I do now: gingerbread dough -- at least when you've added too much flour, dries out very easily. This makes it extremely difficult to roll out or to use cookie cutters (which, I found, are not as much fun as I remember when I was a kid).

For my vegan version, I was good and followed the directions and found that the dough was an absolute dream to knead and roll out. (I got an 18-inch round without even trying!) But I wonder if the margarine had something to do with it as well. I *also* made two batches of sugar cookie dough (I'm in a holiday mood...) and found the version with margarine was much greasier, even after sitting overnight in the fridge. (More on that later.)

Regardless, I loved vegan gingerbread dough.

Prior to Gingerbread 101, I was planning to buy holiday cookie cutters...but then I remembered I inherited a Brooklyn Bridge cookie cutter from an old roommate (This is the same woman who requested a wedding cake in the shape of the Brooklyn Bridge with a marzipan dead body floating in a blue Jell-O East River). What I *forgot* was that she *also* gave me a Statue of Liberty cookie cutter (which my friend said was phallic) along with a snowman, a star and an ornament.

Because they were so much easier to roll out, the vegan dough produced much prettier bridges, statues and snowmen. After setting the butter/egg version on racks to cool, I ended up with a wonky Ikea cart full of broken noses and torches. Plus, they were all wrinkly because the dough was cracked. (While I was struggling to roll it out, my friend Googled "what to do when your dough is tough" and came up with: 1) check the date of your baking powder; and 2) add a tablespoon of milk.)

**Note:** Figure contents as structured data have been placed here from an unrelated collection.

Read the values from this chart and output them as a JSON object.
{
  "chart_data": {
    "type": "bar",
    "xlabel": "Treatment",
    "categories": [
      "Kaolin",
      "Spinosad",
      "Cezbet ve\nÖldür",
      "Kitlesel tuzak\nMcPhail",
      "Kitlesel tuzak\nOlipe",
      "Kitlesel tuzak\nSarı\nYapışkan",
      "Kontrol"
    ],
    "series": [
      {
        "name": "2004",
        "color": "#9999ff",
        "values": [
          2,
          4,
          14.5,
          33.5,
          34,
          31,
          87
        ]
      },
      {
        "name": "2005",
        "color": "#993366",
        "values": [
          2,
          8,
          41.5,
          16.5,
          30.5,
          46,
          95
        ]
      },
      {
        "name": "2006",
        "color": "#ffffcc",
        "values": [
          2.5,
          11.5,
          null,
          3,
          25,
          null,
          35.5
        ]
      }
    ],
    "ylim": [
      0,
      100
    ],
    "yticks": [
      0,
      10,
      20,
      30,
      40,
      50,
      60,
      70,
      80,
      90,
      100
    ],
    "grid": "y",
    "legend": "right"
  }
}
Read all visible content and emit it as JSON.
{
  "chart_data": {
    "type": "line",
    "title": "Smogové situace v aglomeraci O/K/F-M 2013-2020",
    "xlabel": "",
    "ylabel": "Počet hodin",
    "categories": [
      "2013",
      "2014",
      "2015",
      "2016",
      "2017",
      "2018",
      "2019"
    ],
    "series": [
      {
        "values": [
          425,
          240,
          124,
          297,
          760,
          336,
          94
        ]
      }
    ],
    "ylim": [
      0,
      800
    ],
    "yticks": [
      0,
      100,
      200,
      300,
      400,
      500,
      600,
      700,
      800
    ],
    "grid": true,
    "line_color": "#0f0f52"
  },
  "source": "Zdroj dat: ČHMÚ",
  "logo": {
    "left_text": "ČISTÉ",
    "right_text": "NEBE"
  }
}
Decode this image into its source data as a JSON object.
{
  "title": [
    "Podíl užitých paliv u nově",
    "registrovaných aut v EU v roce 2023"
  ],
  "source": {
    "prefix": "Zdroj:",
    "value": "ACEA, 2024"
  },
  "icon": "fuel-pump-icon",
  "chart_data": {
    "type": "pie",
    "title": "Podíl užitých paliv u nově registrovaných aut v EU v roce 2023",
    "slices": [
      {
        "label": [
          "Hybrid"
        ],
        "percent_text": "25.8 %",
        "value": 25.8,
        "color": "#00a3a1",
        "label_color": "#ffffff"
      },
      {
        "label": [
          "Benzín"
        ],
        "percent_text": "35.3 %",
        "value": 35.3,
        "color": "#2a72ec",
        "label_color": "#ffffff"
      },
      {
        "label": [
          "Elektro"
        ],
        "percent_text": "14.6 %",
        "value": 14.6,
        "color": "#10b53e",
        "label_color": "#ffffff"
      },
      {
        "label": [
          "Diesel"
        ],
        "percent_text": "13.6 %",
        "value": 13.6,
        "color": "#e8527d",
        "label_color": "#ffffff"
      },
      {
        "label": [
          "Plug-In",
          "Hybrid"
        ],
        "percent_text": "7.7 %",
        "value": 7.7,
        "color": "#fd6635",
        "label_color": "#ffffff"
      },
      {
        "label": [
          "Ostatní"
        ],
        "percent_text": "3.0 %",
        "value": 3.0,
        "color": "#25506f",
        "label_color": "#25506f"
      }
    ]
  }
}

The spices were perhaps not as readily apparent in the vegan version, but the cookies are so much more beautiful, it's hard to care. If this was a scientific experiment, I'd do the butter/egg version over again without screwing up the flour to see if it makes much difference. But as far as I'm concerned -- human error aside -- the vegan version is the gingerbread victor.

It was my intention to ice both batches as well -- before I even knew one would be ugly. But, I ran out of time on that particular night...so I will have to save vegan icing for another day.